Distinct mechanisms for talker adaptation operate in parallel on different timescales.

Abstract

The mapping between speech acoustics and phonemic representations is highly variable across talkers, and listeners are slower to recognize words when listening to multiple talkers compared with a single talker. Listeners' speech processing efficiency in mixed-talker settings improves when given time to reorient their attention to each new talker. However, it remains unknown how much time is needed to fully reorient attention to a new talker in mixed-talker settings so that speech processing becomes as efficient as when listening to a single talker. In this study, we examined how speech processing efficiency improves in mixed-talker settings as a function of the duration of continuous speech from a talker. In single-talker and mixed-talker conditions, listeners identified target words either in isolation or preceded by a carrier vowel of parametrically varying durations from 300 to 1,500 ms.

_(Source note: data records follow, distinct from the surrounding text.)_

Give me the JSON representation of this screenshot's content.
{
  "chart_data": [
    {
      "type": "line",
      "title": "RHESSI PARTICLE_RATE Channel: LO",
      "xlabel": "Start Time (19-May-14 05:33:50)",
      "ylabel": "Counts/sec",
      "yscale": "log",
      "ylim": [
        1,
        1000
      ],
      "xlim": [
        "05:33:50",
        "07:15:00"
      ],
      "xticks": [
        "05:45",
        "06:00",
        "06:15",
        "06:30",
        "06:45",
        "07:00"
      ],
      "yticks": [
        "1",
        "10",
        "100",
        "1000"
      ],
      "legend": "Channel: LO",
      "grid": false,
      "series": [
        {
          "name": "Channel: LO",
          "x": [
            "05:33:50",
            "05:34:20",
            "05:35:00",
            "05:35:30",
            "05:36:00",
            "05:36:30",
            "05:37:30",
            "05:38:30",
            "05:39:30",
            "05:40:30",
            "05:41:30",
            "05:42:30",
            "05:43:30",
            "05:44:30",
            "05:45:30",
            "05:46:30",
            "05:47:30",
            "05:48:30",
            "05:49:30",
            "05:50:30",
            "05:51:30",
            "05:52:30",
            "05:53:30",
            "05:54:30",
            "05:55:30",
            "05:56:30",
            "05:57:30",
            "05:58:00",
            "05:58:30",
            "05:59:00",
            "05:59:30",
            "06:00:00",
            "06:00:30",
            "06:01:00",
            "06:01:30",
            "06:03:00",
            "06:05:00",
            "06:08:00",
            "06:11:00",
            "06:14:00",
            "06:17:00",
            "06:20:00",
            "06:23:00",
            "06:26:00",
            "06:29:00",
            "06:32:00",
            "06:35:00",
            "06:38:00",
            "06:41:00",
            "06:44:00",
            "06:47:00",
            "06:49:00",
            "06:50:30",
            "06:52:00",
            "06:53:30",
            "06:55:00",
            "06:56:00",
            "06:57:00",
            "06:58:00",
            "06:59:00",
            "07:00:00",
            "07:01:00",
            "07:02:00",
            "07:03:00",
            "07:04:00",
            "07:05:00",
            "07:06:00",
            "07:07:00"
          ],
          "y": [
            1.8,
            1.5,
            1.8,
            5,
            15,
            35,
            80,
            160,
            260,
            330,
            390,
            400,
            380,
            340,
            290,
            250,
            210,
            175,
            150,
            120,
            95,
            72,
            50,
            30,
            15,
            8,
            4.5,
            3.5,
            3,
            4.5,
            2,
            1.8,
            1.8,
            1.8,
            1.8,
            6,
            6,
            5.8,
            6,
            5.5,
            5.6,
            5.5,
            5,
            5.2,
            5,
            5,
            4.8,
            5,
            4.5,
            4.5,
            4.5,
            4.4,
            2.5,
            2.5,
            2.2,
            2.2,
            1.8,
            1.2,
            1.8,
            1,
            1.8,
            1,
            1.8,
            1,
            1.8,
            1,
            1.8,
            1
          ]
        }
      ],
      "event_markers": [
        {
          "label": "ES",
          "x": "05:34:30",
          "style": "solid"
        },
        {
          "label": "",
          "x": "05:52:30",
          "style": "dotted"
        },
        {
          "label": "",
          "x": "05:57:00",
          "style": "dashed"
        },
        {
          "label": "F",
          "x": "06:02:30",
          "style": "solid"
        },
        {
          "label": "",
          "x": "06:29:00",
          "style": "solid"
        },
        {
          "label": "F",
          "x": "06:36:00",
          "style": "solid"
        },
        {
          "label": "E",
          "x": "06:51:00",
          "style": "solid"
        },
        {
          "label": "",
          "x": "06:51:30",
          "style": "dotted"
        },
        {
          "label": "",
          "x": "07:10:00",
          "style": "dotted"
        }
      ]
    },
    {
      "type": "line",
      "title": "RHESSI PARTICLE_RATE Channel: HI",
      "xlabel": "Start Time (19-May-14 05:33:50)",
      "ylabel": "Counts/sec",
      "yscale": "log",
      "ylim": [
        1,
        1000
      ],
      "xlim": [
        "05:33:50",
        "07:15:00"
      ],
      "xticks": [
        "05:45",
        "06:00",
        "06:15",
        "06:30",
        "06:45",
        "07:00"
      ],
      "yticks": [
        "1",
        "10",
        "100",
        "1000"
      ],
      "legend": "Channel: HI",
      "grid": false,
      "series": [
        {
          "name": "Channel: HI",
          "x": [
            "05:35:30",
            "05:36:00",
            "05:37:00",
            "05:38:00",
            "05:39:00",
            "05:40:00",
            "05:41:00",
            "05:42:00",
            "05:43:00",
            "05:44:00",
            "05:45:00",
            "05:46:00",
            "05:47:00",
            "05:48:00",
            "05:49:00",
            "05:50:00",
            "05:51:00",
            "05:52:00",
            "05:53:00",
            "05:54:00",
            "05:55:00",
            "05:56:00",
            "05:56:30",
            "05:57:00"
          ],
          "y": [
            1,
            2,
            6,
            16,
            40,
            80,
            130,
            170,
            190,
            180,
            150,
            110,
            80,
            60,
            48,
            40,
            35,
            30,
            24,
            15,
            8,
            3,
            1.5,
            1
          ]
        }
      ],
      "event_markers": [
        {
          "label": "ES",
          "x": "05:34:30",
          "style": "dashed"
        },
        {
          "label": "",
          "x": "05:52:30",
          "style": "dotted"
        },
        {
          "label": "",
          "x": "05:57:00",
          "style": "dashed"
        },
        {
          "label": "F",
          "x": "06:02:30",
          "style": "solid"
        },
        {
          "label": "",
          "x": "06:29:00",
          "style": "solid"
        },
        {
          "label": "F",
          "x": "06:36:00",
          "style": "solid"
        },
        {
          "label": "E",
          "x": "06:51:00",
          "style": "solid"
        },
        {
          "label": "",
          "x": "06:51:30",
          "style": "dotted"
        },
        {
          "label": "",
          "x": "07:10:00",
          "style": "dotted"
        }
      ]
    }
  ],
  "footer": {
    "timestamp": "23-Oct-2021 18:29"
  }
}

Listeners' word identification was significantly slower in every mixed-talker condition compared with the corresponding single-talker condition. The costs associated with processing mixed-talker speech declined significantly as the duration of the speech carrier increased from 0 to 600 ms. However, increasing the carrier duration beyond 600 ms did not achieve further reduction in talker variability-related processing costs. These results suggest that two parallel mechanisms support processing talker variability: A stimulus-driven mechanism that operates on short timescales to reorient attention to new auditory sources, and a top-down mechanism that operates over longer timescales to allocate the cognitive resources needed to accommodate uncertainty in acoustic-phonemic correspondences during contexts where speech may come from multiple talkers.